PHOENIX – Before Cliff Mills, 75, began wearing hearing aids 15 years ago, he couldn’t have expected to spend $5,000 on his first pair. But asked whether the cost was worth it, he responded: “I would have paid more.”
“On wearing my first pair of aids on the first day, I could hear birds and so many other long forgotten sounds. … It took time to get used to hearing them all,” said Mills, a retired event planner who lives in Montrose, Colorado.
About 15% of adults in the U.S. have some trouble hearing, according to federal statistics, and nearly 30 million people 18 or older could benefit from using hearing aids.
Nevertheless, even among older adults, those 70 or older, only 30% of those who would benefit from a hearing aid use one. Among younger adults, the number is 16%.
Why the low rates? Comfort and stigma are two reasons – some people don’t want to admit they need help hearing. But the biggest barrier may be what Mills encountered, which is lack of insurance coverage and the exorbitant costs.
“When I first thought about wearing hearing aids, there was a stigma,” Mills said. “Embarrassment was part of my issue; cost was also an issue.”
Hearing aids can cost $1,000 to $5,000 or more per device, and insurance usually does not cover the cost.
Efforts have been underway for years to make hearing aids available over the counter in stores and online, without an exam or professional fitting. The aim is to spur competition, lower costs and increase availability, especially for those who can’t afford the devices now.
In 2017, Congress passed legislation directing the Food and Drug Administration to develop regulations establishing over-the-counter hearing aids. Last fall, the agency issued proposed regulations, but a final rule, which must be decided by mid-July, still is pending.
“Given the complexity of the issues and the number of interested stakeholders, finalizing the rule for over-the-counter hearing aids will take time,” FDA spokeswoman Shirley Simson told Cronkite News in an email. “The FDA is continuing to prioritize this rulemaking and will work expeditiously to issue the final rule.”

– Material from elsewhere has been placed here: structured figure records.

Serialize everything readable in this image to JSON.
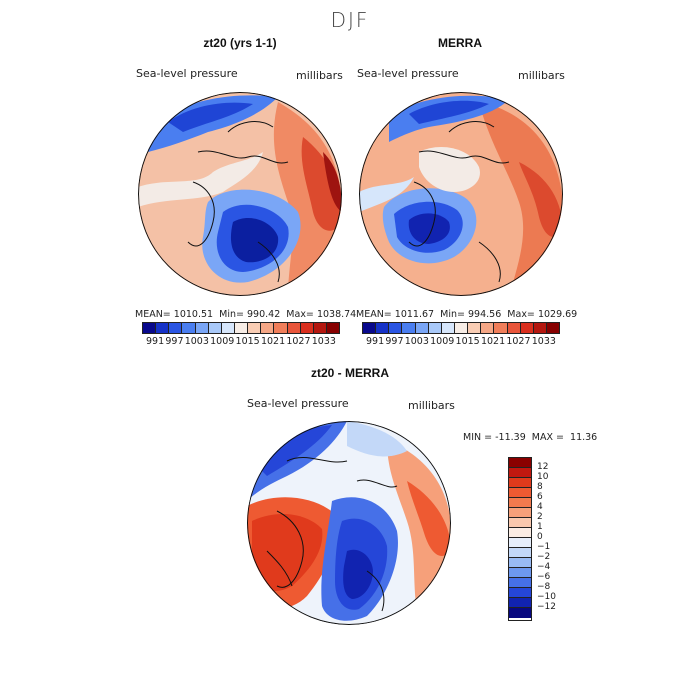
{
  "page": {
    "season": "DJF",
    "panel_left_title": "zt20 (yrs 1-1)",
    "panel_right_title": "MERRA",
    "panel_bottom_title": "zt20 - MERRA"
  },
  "labels": {
    "variable": "Sea-level pressure",
    "units": "millibars"
  },
  "stats": {
    "left": {
      "mean_label": "MEAN=",
      "mean": "1010.51",
      "min_label": "Min=",
      "min": "990.42",
      "max_label": "Max=",
      "max": "1038.74"
    },
    "right": {
      "mean_label": "MEAN=",
      "mean": "1011.67",
      "min_label": "Min=",
      "min": "994.56",
      "max_label": "Max=",
      "max": "1029.69"
    },
    "diff": {
      "min_label": "MIN =",
      "min": "-11.39",
      "max_label": "MAX =",
      "max": "11.36"
    }
  },
  "colorbar_top": {
    "ticks": [
      "991",
      "997",
      "1003",
      "1009",
      "1015",
      "1021",
      "1027",
      "1033"
    ],
    "colors": [
      "#08088c",
      "#1632c8",
      "#2a55e3",
      "#4a7ef0",
      "#7aa6f6",
      "#a9c9f9",
      "#d6e6fb",
      "#f7ede6",
      "#f9cdb4",
      "#f5a786",
      "#f07e5a",
      "#e8553a",
      "#d92f1e",
      "#b4170f",
      "#870000"
    ]
  },
  "colorbar_diff": {
    "ticks": [
      "12",
      "10",
      "8",
      "6",
      "4",
      "2",
      "1",
      "0",
      "−1",
      "−2",
      "−4",
      "−6",
      "−8",
      "−10",
      "−12"
    ],
    "colors": [
      "#8a0000",
      "#c11810",
      "#e03a1c",
      "#ee5a32",
      "#f27a4e",
      "#f6a07a",
      "#f9c8ae",
      "#faece4",
      "#e6eefb",
      "#c3d8f8",
      "#99bbf4",
      "#6d98ef",
      "#4670e8",
      "#2546d8",
      "#1123b0",
      "#08087f"
    ]
  },
  "map_colors": {
    "ocean_warm": "#f4b494",
    "ocean_hot": "#e8553a",
    "ocean_cold": "#2a55e3",
    "ocean_deep": "#0b1fa0",
    "neutral": "#f3ebe6"
  }
}
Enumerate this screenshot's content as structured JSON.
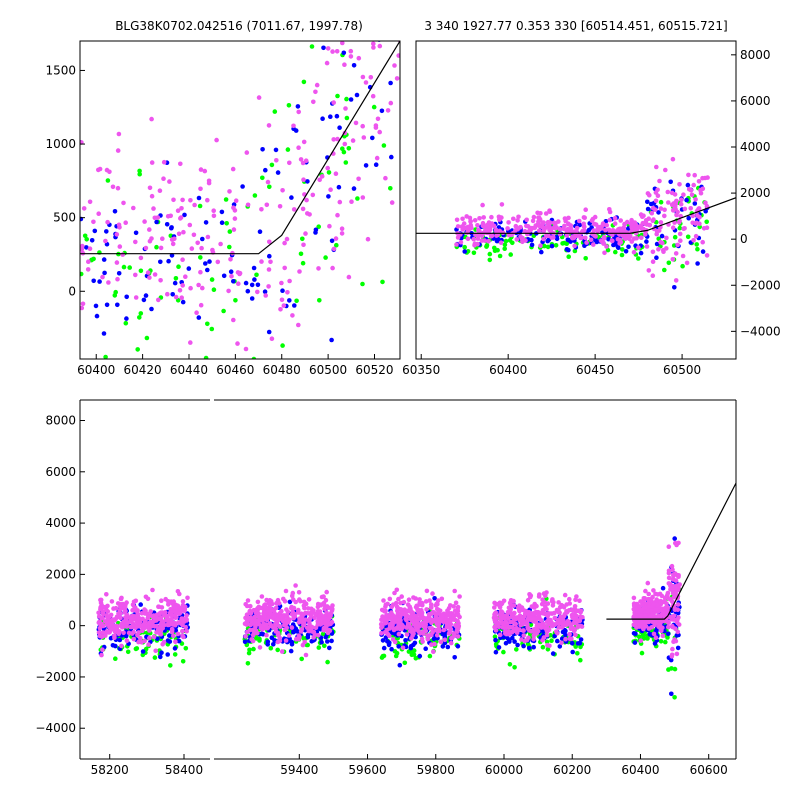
{
  "figure": {
    "title_left": "BLG38K0702.042516 (7011.67, 1997.78)",
    "title_right": "3 340 1927.77 0.353 330 [60514.451, 60515.721]"
  },
  "colors": {
    "green": "#00ff00",
    "blue": "#0000ff",
    "magenta": "#ee55ee",
    "model": "#000000"
  },
  "chart_data": [
    {
      "id": "zoom-left",
      "type": "scatter",
      "xlim": [
        60393,
        60531
      ],
      "ylim": [
        -460,
        1700
      ],
      "xticks": [
        60400,
        60420,
        60440,
        60460,
        60480,
        60500,
        60520
      ],
      "yticks": [
        0,
        500,
        1000,
        1500
      ],
      "model_line": [
        [
          60393,
          255
        ],
        [
          60470,
          255
        ],
        [
          60480,
          380
        ],
        [
          60531,
          1700
        ]
      ],
      "point_counts": {
        "magenta": 260,
        "blue": 120,
        "green": 90
      }
    },
    {
      "id": "zoom-right",
      "type": "scatter",
      "xlim": [
        60347,
        60531
      ],
      "ylim": [
        -5200,
        8600
      ],
      "xticks": [
        60350,
        60400,
        60450,
        60500
      ],
      "yticks": [
        -4000,
        -2000,
        0,
        2000,
        4000,
        6000,
        8000
      ],
      "yaxis_side": "right",
      "model_line": [
        [
          60347,
          255
        ],
        [
          60470,
          255
        ],
        [
          60480,
          380
        ],
        [
          60531,
          1800
        ]
      ],
      "point_counts": {
        "magenta": 420,
        "blue": 170,
        "green": 130
      }
    },
    {
      "id": "full",
      "type": "scatter",
      "broken_x_axis": true,
      "xlim_segment_1": [
        58120,
        58470
      ],
      "xlim_segment_2": [
        59150,
        60680
      ],
      "ylim": [
        -5200,
        8800
      ],
      "xticks_segment_1": [
        58200,
        58400
      ],
      "xticks_segment_2": [
        59400,
        59600,
        59800,
        60000,
        60200,
        60400,
        60600
      ],
      "yticks": [
        -4000,
        -2000,
        0,
        2000,
        4000,
        6000,
        8000
      ],
      "seasons": [
        [
          58170,
          58410
        ],
        [
          59240,
          59500
        ],
        [
          59640,
          59870
        ],
        [
          59970,
          60230
        ],
        [
          60380,
          60515
        ]
      ],
      "model_line": [
        [
          60300,
          255
        ],
        [
          60470,
          255
        ],
        [
          60480,
          380
        ],
        [
          60680,
          5560
        ]
      ],
      "point_counts_per_season": {
        "magenta": 320,
        "blue": 130,
        "green": 80
      }
    }
  ]
}
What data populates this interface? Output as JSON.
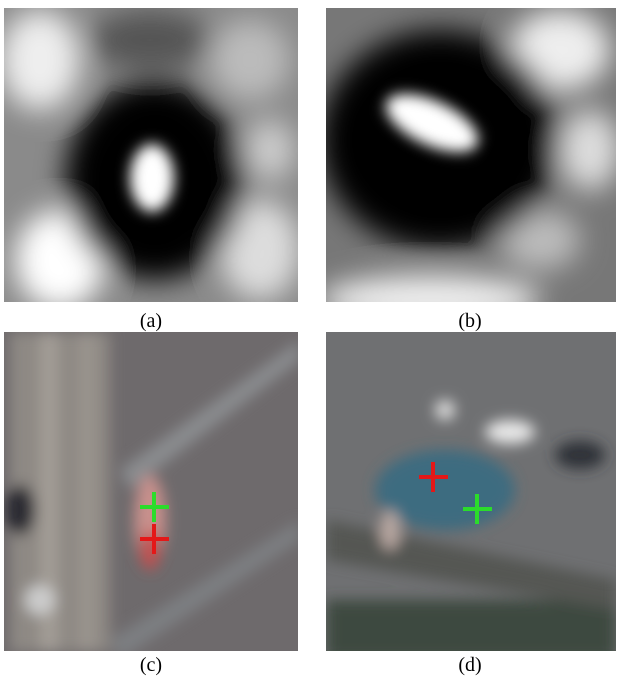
{
  "figure": {
    "panels": [
      {
        "caption": "(a)"
      },
      {
        "caption": "(b)"
      },
      {
        "caption": "(c)"
      },
      {
        "caption": "(d)"
      }
    ]
  }
}
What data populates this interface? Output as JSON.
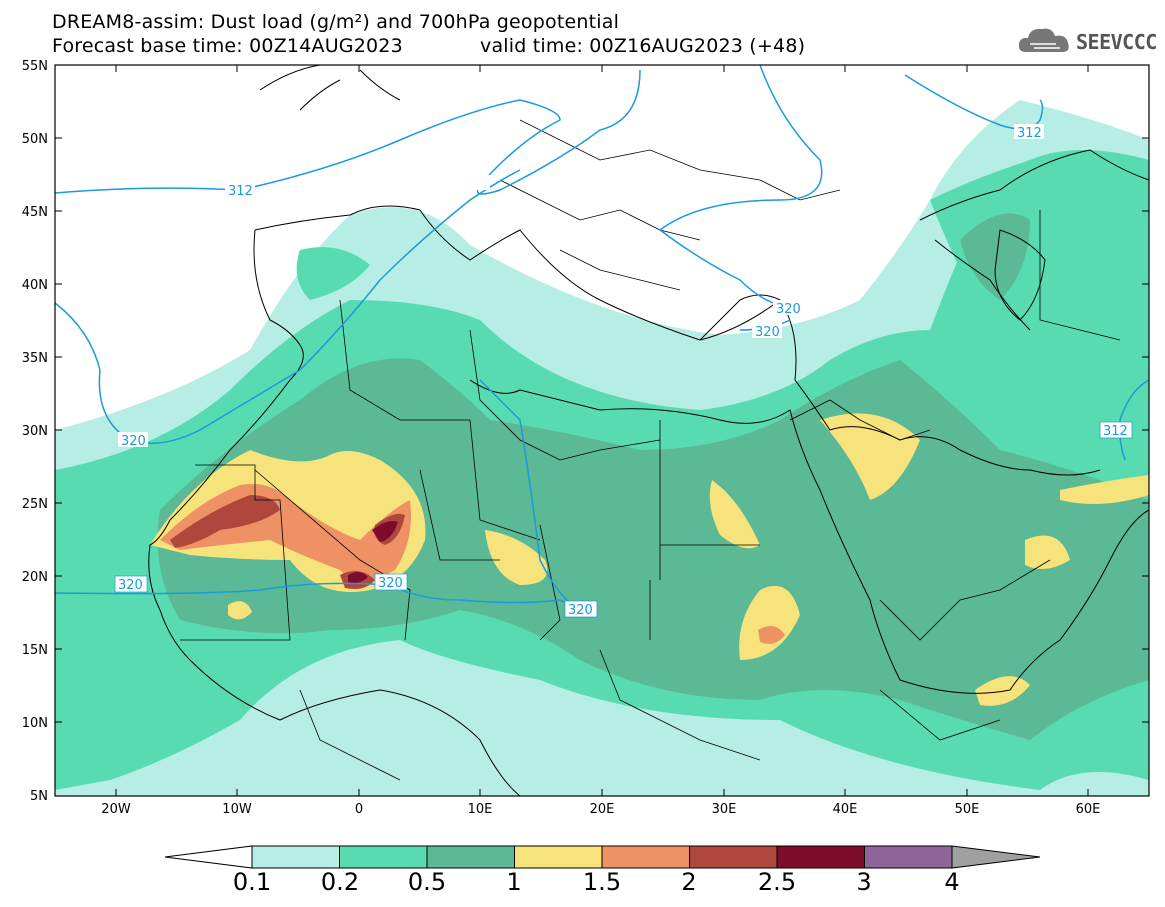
{
  "title": {
    "line1": "DREAM8-assim: Dust load (g/m²) and 700hPa geopotential",
    "line2_base": "Forecast base time: 00Z14AUG2023",
    "line2_valid": "valid time: 00Z16AUG2023 (+48)"
  },
  "logo": {
    "text": "SEEVCCC"
  },
  "axes": {
    "lat_ticks": [
      "55N",
      "50N",
      "45N",
      "40N",
      "35N",
      "30N",
      "25N",
      "20N",
      "15N",
      "10N",
      "5N"
    ],
    "lon_ticks": [
      "20W",
      "10W",
      "0",
      "10E",
      "20E",
      "30E",
      "40E",
      "50E",
      "60E"
    ]
  },
  "contours": {
    "labels": [
      "312",
      "320",
      "320",
      "320",
      "320",
      "320",
      "320",
      "312",
      "312"
    ]
  },
  "colorbar": {
    "levels": [
      "0.1",
      "0.2",
      "0.5",
      "1",
      "1.5",
      "2",
      "2.5",
      "3",
      "4"
    ],
    "colors": [
      "#ffffff",
      "#b6ede4",
      "#59dbb2",
      "#5bb996",
      "#f7e37b",
      "#ee9266",
      "#b0473d",
      "#7d0b2b",
      "#8e6699",
      "#a0a0a0"
    ]
  }
}
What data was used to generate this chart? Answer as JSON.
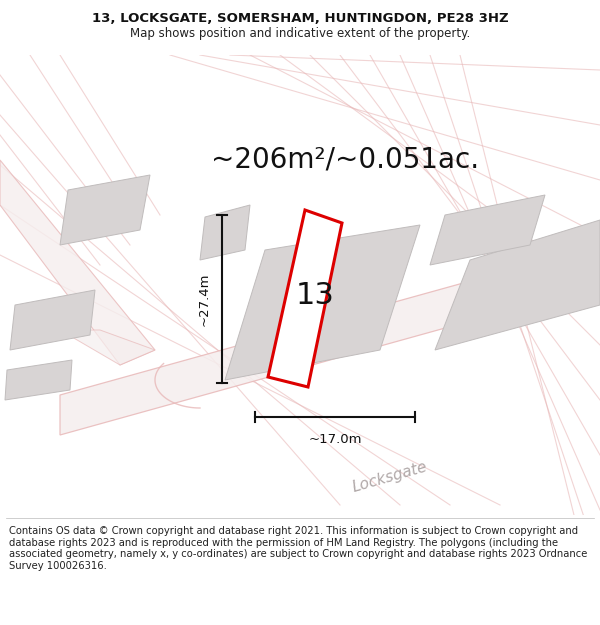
{
  "title_line1": "13, LOCKSGATE, SOMERSHAM, HUNTINGDON, PE28 3HZ",
  "title_line2": "Map shows position and indicative extent of the property.",
  "area_text": "~206m²/~0.051ac.",
  "plot_number": "13",
  "dim_vertical": "~27.4m",
  "dim_horizontal": "~17.0m",
  "street_label": "Locksgate",
  "copyright_text": "Contains OS data © Crown copyright and database right 2021. This information is subject to Crown copyright and database rights 2023 and is reproduced with the permission of HM Land Registry. The polygons (including the associated geometry, namely x, y co-ordinates) are subject to Crown copyright and database rights 2023 Ordnance Survey 100026316.",
  "bg_color": "#ffffff",
  "map_bg": "#faf7f7",
  "road_color": "#e8b8b8",
  "road_fill": "#f5eeee",
  "building_color": "#d8d4d4",
  "building_edge": "#c0bcbc",
  "property_color": "#dd0000",
  "dim_color": "#111111",
  "title_fontsize": 9.5,
  "subtitle_fontsize": 8.5,
  "area_fontsize": 20,
  "plot_num_fontsize": 22,
  "copyright_fontsize": 7.2,
  "street_fontsize": 11
}
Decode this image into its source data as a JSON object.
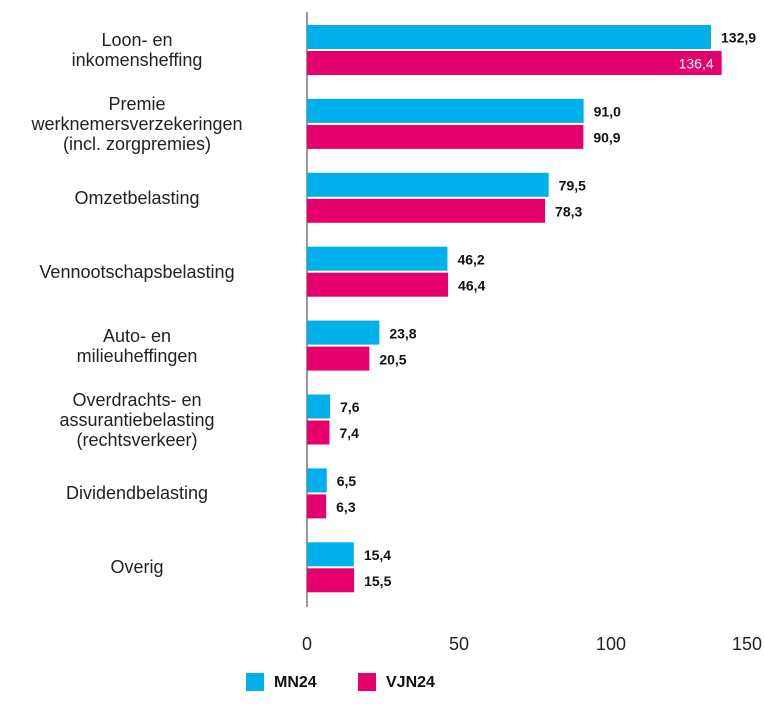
{
  "chart_data": {
    "type": "bar",
    "orientation": "horizontal",
    "categories": [
      "Loon- en\ninkomensheffing",
      "Premie\nwerknemersverzekeringen\n(incl. zorgpremies)",
      "Omzetbelasting",
      "Vennootschapsbelasting",
      "Auto- en\nmilieuheffingen",
      "Overdrachts- en\nassurantiebelasting\n(rechtsverkeer)",
      "Dividendbelasting",
      "Overig"
    ],
    "series": [
      {
        "name": "MN24",
        "color": "#00b0ea",
        "values": [
          132.9,
          91.0,
          79.5,
          46.2,
          23.8,
          7.6,
          6.5,
          15.4
        ],
        "value_labels": [
          "132,9",
          "91,0",
          "79,5",
          "46,2",
          "23,8",
          "7,6",
          "6,5",
          "15,4"
        ]
      },
      {
        "name": "VJN24",
        "color": "#e5006d",
        "values": [
          136.4,
          90.9,
          78.3,
          46.4,
          20.5,
          7.4,
          6.3,
          15.5
        ],
        "value_labels": [
          "136,4",
          "90,9",
          "78,3",
          "46,4",
          "20,5",
          "7,4",
          "6,3",
          "15,5"
        ]
      }
    ],
    "xlim": [
      0,
      150
    ],
    "xticks": [
      0,
      50,
      100,
      150
    ],
    "grid": false,
    "legend": "bottom"
  }
}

The over-the-counter devices would be available for adults 18 and older who have mild to moderate hearing loss. The proposed rule includes volume limits to help prevent injuries, and aids for severe hearing loss or for users younger than 18 still would require a prescription.
The FDA proposal garnered more than 1,000 public comments, both for and against.
The American Academy of Audiology, representing about 14,000 audiologists in the U.S., wrote in opposition, saying the proposal “does not offer any assurance of reasonable safety measures. Rather than ‘protecting the public health,’ these regulations as drafted may instead put at risk the very people they are supposed to benefit.”
The Federal Trade Commission, on the other hand, is among the groups supporting the proposed guidelines. “Enhanced competition and innovation will make lower-priced hearing aids available to the millions of American health care consumers who live with untreated hearing loss,” FTC officials said.
While the final rule is pending, the Chicago hearing aid company Beltone is one getting ahead of the curve, teaming with audio equipment manufacturer Jabra to develop a pair of self-fit hearing aids that look like earbuds.
Users with mild to moderate hearing loss can calibrate and customize sound enhancement using their iPhones. A pair starts at $799, although an in-person consultation is necessary before purchase.
“The person is essentially programming it themselves just by listening to sounds play out and then hitting a button on their phone on an app,” said Kory Castro, a hearing aid specialist and a co-owner of Beltone clinics in Arizona.
“If you’re at a restaurant or at the bar, or in a meeting, and you just need a little bit of help understanding conversations, you can pop them out of the case and put them in your ear and just get help when you need it,” Castro said.
Whether a person requires hearing help in certain environments or all the time, Castro and other hearing specialists emphasized the importance of regular checkups.
“The thing that I really hound people on is just to have your hearing tested,” Castro said. “If they feel like they might have an issue … most hearing care centers will do a free hearing test.”